Along the way, her educational experiences on campus as part of the Pathfinder Program for Environmental Sustainability in Arts & Sciences have been augmented by a number of off-campus and international educational and research opportunities.
Those opportunities included an “education at sea” experience that took her to the South Pacific, an interdisciplinary course to study geological and ecological processes in the Mojave Desert and two summers (and an honors thesis) studying soil loss in Croatia.
She already has contributed to several professional presentations on soil erosion with her mentors in earth and planetary sciences, who recognized her abilities early on.
“Jess has a wide-ranging mind and a real passion not just for the acquisition of knowledge, but for its application,” says Jennifer R. Smith, Ph.D., assistant professor of earth and planetary sciences. “From the first time I encountered her, she’s been excellent at synthesis, at reconciling multiple lines of evidence and making a coherent whole out of disparate parts. She’s also always more than willing to try something new, which has resulted in her having a remarkable breadth of experience.”
When Smith said she needed someone to go to Croatia with her, Friedman had no hesitation. She went for two summers, working on an archaeological-geological project and becoming adept at using Global Positional Systems to create detailed maps.
“I wore this GPS unit on my back that looks like I’m communicating with aliens, but what I’m actually doing is communicating with satellites,” she says.
Her next global adventure led her to a six-week sailing trip from Tahiti to Hawaii aboard a 135-foot schooner. On the voyage, during which she learned to sail and perform all the operations of the boat, she designed and implemented a research project on the mixing of saltwater and rainwater and its relation to weather conditions and El Niño. She had little previous sailing experience, but she took to it quickly.
“There were people who wanted off, but there was a core group of us that just really fell in love with it,” she says. “I stayed on for a few days at the end and just helped them get ready for the next batch of students that were coming on, tightening knots and making sure all the rigging was stable.”
College of Arts & Sciences
As focused and driven as Friedman is about her academic and research interests, she’d perhaps be forgiven if she found little time in her day to help others. But that wouldn’t be her.
She serves as a teaching assistant and peer adviser in a campus program called Women in Science, which she designed and facilitated with Barbara A. Baumgartner, Ph.D., associate director and senior lecturer in Women and Gender Studies, and Regina F. Frey, Ph.D., senior lecturer in chemistry and director of The Teaching Center, all in Arts & Sciences.
Friedman also has been heavily involved in the Sexual Assault and Rape Anonymous Helpline as a trainer and facilitator.
Indeed, Friedman is putting graduate school on hold to help others. She has been accepted into Teach For America and will be teaching middle school or high school math in the Mississippi Delta.
She believes that working with the non-profit organization will give her the opportunity to connect her passions for the environment, education and justice.

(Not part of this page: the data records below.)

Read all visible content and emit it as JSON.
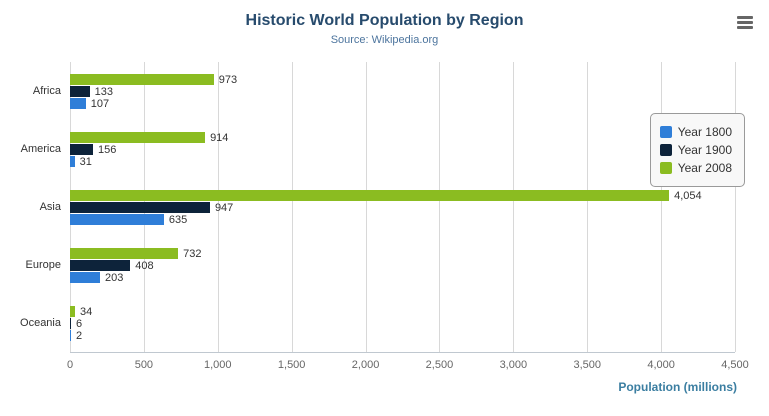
{
  "title": "Historic World Population by Region",
  "subtitle": "Source: Wikipedia.org",
  "menu_icon": "hamburger-menu-icon",
  "colors": {
    "title": "#274b6d",
    "subtitle": "#4d759e",
    "axis_title": "#3b7ea1",
    "gridline": "#d8d8d8",
    "tick_label": "#666666",
    "category_label": "#333333"
  },
  "xaxis": {
    "title": "Population (millions)",
    "tick_labels": [
      "0",
      "500",
      "1,000",
      "1,500",
      "2,000",
      "2,500",
      "3,000",
      "3,500",
      "4,000",
      "4,500"
    ]
  },
  "chart_data": {
    "type": "bar",
    "orientation": "horizontal",
    "title": "Historic World Population by Region",
    "subtitle": "Source: Wikipedia.org",
    "xlabel": "Population (millions)",
    "ylabel": "",
    "xlim": [
      0,
      4500
    ],
    "tick_interval": 500,
    "grid": true,
    "legend_position": "right",
    "categories": [
      "Africa",
      "America",
      "Asia",
      "Europe",
      "Oceania"
    ],
    "series": [
      {
        "name": "Year 1800",
        "color": "#2f7ed8",
        "values": [
          107,
          31,
          635,
          203,
          2
        ]
      },
      {
        "name": "Year 1900",
        "color": "#0d233a",
        "values": [
          133,
          156,
          947,
          408,
          6
        ]
      },
      {
        "name": "Year 2008",
        "color": "#8bbc21",
        "values": [
          973,
          914,
          4054,
          732,
          34
        ]
      }
    ],
    "data_labels": {
      "Year 1800": [
        "107",
        "31",
        "635",
        "203",
        "2"
      ],
      "Year 1900": [
        "133",
        "156",
        "947",
        "408",
        "6"
      ],
      "Year 2008": [
        "973",
        "914",
        "4,054",
        "732",
        "34"
      ]
    }
  },
  "legend": {
    "items": [
      {
        "label": "Year 1800",
        "color": "#2f7ed8"
      },
      {
        "label": "Year 1900",
        "color": "#0d233a"
      },
      {
        "label": "Year 2008",
        "color": "#8bbc21"
      }
    ]
  }
}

As a teenager, Friedman attended The North Carolina School of Science and Mathematics — which draws students from all socio-economic backgrounds — and discovered that many students from rural areas were disadvantaged in math and science.
“Because I was exposed to that, it was just really important to me to teach in a rural area,” she says.
So what course will Friedman have navigated in five years? Nothing’s clear except one thing: She will have relished the journey of discovery along the way.